As a Computer Science Student, I like the idea of being able to run my code on the biggest, baddest computers there are. Unfortunately, most of my code doesn’t need more than my laptop. In fact, many of the programs I write would run just about as well on my phone, or an Apple II. However, sometimes I do write programs that require gobs of raw computing power. Last night, I conceived an idea for just such a program. Before I even started programming, I realized that my only hope for finishing computation on the large dataset I wanted to process (all the links on Wikipedia, many times) was to spread the computation across multiple computers. I needed a cluster. So I built one.

A cluster (short for computing cluster) for those who don’t know, is basically a bunch of computers connected via a network. You could think of the Internet as a computing cluster, but the important difference between the Internet and a useful computing cluster is that a useful cluster works toward a unified goal. As you might have guessed, part of the beauty of a cluster is that the computers involved don’t have to be all that powerful by themselves to be useful. Because my family doesn’t usually get rid of computers (precisely for occasions such as this,) we had three old laptops lying around, all of which I confiscated for my cluster. Add my laptop to that, and I have a cluster of six cores. It’s not a whole lot, but it may just be enough. I also have an old switch (what most people would call a “router”) that I saved from the trash during high school, which I’m using to connect the computers together. After installing Debian Linux, and puppet to manage the configurations on all the machines, I’m almost ready to run cluster computations!

In order to run a cluster, you need a server to distribute the data you want to process, and clients to actually do the processing. In this case, I’m talking about the server and client software, not machines. So I have to write a series of programs that will split up my data and process it on each of the cluster computers. It’s simple enough when you use Java’s RMI (Remote Method Invocation.) The server maintains a collection of the processed data, which is updated whenever the clients finish processing. Once the client has finished its data, it sends back its results and requests more data.

This strategy has a lot of advantages, including the fact that I don’t have to store the entire Wikipedia database on more than one machine. Since the data is sent in chunks, I can store it all on one of the two computers in my cluster that can handle that much data. Also, the clients can work asynchronously.
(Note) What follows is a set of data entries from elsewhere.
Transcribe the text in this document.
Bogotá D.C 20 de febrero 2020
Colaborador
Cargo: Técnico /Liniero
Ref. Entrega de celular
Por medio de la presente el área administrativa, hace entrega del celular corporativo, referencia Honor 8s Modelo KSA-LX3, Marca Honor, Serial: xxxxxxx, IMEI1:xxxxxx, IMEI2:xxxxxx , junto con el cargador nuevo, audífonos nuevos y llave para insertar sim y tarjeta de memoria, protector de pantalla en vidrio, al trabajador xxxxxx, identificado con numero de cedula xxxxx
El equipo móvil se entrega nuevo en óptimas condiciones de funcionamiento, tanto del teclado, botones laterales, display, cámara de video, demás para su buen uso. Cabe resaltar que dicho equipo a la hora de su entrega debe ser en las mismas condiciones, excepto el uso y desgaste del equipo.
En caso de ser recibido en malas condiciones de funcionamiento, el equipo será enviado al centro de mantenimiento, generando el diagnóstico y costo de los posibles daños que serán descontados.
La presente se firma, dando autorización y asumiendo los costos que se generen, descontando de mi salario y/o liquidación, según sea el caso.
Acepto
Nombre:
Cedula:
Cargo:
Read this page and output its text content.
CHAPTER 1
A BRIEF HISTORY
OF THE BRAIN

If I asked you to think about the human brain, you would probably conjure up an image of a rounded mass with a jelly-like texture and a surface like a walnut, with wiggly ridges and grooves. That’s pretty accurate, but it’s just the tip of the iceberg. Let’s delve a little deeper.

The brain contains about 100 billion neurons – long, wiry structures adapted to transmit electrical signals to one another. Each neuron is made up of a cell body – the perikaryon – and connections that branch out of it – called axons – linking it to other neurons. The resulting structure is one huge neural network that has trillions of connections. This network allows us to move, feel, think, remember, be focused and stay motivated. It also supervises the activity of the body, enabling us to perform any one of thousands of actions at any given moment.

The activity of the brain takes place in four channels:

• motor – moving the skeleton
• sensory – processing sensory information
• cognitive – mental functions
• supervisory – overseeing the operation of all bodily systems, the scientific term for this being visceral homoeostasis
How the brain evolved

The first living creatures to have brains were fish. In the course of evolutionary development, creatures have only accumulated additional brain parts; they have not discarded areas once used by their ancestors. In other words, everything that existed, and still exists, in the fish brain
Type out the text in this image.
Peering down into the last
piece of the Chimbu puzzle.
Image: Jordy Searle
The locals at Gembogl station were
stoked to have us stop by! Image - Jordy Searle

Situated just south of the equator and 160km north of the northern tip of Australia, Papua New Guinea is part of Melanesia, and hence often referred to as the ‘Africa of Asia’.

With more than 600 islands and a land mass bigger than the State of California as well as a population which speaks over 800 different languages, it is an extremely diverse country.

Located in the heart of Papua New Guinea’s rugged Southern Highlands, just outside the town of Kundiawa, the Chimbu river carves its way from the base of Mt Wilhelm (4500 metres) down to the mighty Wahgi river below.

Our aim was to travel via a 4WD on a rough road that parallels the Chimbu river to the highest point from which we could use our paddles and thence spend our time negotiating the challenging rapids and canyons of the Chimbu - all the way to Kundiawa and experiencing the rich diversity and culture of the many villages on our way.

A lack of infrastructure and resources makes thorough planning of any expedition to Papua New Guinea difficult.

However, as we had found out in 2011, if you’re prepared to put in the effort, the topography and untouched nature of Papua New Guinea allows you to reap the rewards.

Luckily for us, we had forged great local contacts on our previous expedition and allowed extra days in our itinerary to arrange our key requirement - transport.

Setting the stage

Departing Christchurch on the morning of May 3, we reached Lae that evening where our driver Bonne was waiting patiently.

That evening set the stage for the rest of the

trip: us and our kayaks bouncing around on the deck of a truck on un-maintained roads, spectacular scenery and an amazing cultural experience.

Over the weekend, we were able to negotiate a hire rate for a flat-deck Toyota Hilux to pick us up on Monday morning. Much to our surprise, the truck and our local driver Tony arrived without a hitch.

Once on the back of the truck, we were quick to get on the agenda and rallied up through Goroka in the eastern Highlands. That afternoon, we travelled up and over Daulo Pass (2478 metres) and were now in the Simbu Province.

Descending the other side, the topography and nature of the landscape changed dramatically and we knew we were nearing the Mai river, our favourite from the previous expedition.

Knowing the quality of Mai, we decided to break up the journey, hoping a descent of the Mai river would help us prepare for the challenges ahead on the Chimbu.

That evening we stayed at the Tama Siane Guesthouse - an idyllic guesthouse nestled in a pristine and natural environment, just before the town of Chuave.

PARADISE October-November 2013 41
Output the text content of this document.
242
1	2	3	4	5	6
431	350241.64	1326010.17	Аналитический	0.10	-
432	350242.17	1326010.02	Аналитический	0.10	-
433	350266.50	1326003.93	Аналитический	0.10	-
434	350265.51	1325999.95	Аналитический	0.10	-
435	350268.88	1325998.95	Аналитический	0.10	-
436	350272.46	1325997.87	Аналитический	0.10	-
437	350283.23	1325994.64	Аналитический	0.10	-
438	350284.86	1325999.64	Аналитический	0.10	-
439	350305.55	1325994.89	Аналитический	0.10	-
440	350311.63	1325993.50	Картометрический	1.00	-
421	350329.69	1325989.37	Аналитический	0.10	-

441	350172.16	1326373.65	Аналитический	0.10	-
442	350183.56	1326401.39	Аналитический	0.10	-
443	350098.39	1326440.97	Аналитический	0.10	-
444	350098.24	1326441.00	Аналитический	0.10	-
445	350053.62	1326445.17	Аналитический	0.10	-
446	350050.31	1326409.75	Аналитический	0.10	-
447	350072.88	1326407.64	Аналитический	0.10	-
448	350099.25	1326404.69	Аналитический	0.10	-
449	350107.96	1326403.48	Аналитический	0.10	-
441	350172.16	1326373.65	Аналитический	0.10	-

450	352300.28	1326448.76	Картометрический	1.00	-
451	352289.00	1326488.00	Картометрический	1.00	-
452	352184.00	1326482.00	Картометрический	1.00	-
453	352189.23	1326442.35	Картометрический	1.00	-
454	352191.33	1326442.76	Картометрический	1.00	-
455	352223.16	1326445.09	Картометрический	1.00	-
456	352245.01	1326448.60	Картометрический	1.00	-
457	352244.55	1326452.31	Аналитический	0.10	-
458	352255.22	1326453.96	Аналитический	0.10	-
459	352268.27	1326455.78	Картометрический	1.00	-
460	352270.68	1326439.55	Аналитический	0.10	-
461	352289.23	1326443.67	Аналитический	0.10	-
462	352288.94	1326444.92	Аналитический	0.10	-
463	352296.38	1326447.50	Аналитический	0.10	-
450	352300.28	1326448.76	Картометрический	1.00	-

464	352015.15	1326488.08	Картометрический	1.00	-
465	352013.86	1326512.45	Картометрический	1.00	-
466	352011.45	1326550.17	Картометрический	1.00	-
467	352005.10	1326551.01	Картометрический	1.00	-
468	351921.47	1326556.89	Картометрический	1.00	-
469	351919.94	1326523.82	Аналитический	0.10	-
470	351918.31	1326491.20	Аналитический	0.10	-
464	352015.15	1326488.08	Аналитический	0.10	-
Since the computers don’t have to wait for each other before getting new data to work on, my laptop can crunch along at 2.53GHz per core, processing as much data as it wants, while the poor little AMD Athlon slogs through whatever data it can handle.

My livingroom table, which currently houses four computers and a switch. Delightful.

My cluster is called “End of the World,” or EotW for short. I was trying to think of a theme for the hostnames of the computers in the network, and I settled on character’s from Haruki Murakami’s novels. Since there’s a “place” in his book Hard Boiled Wonderland and the End of the World called “End of the World,” I figured that would be fitting. The nodes are named toru, watanabe, and sumire.

How much did all this cost? $20 for a power strip. Even if I didn’t have all the laptops, I could have waited until the morning, gone to the recycling center, and picked up a bunch of computers and a switch for free. That’s what I love about cluster computing: with just a little recycled hardware, you can create a pretty fast computer. It’s true, my tiny computing cluster barely rivals a new, mid-line desktop computer with an Intel Xeon processor, but it’s still faster than just my laptop. And hopefully, with all those computers working full tilt for a few days, I’ll be able to crunch through my data*.

 

*As I said before, I’ll discuss what I’m trying to do at another time. Trying to explain it here would make this post too long, and I want some tangible results before I start talking about it.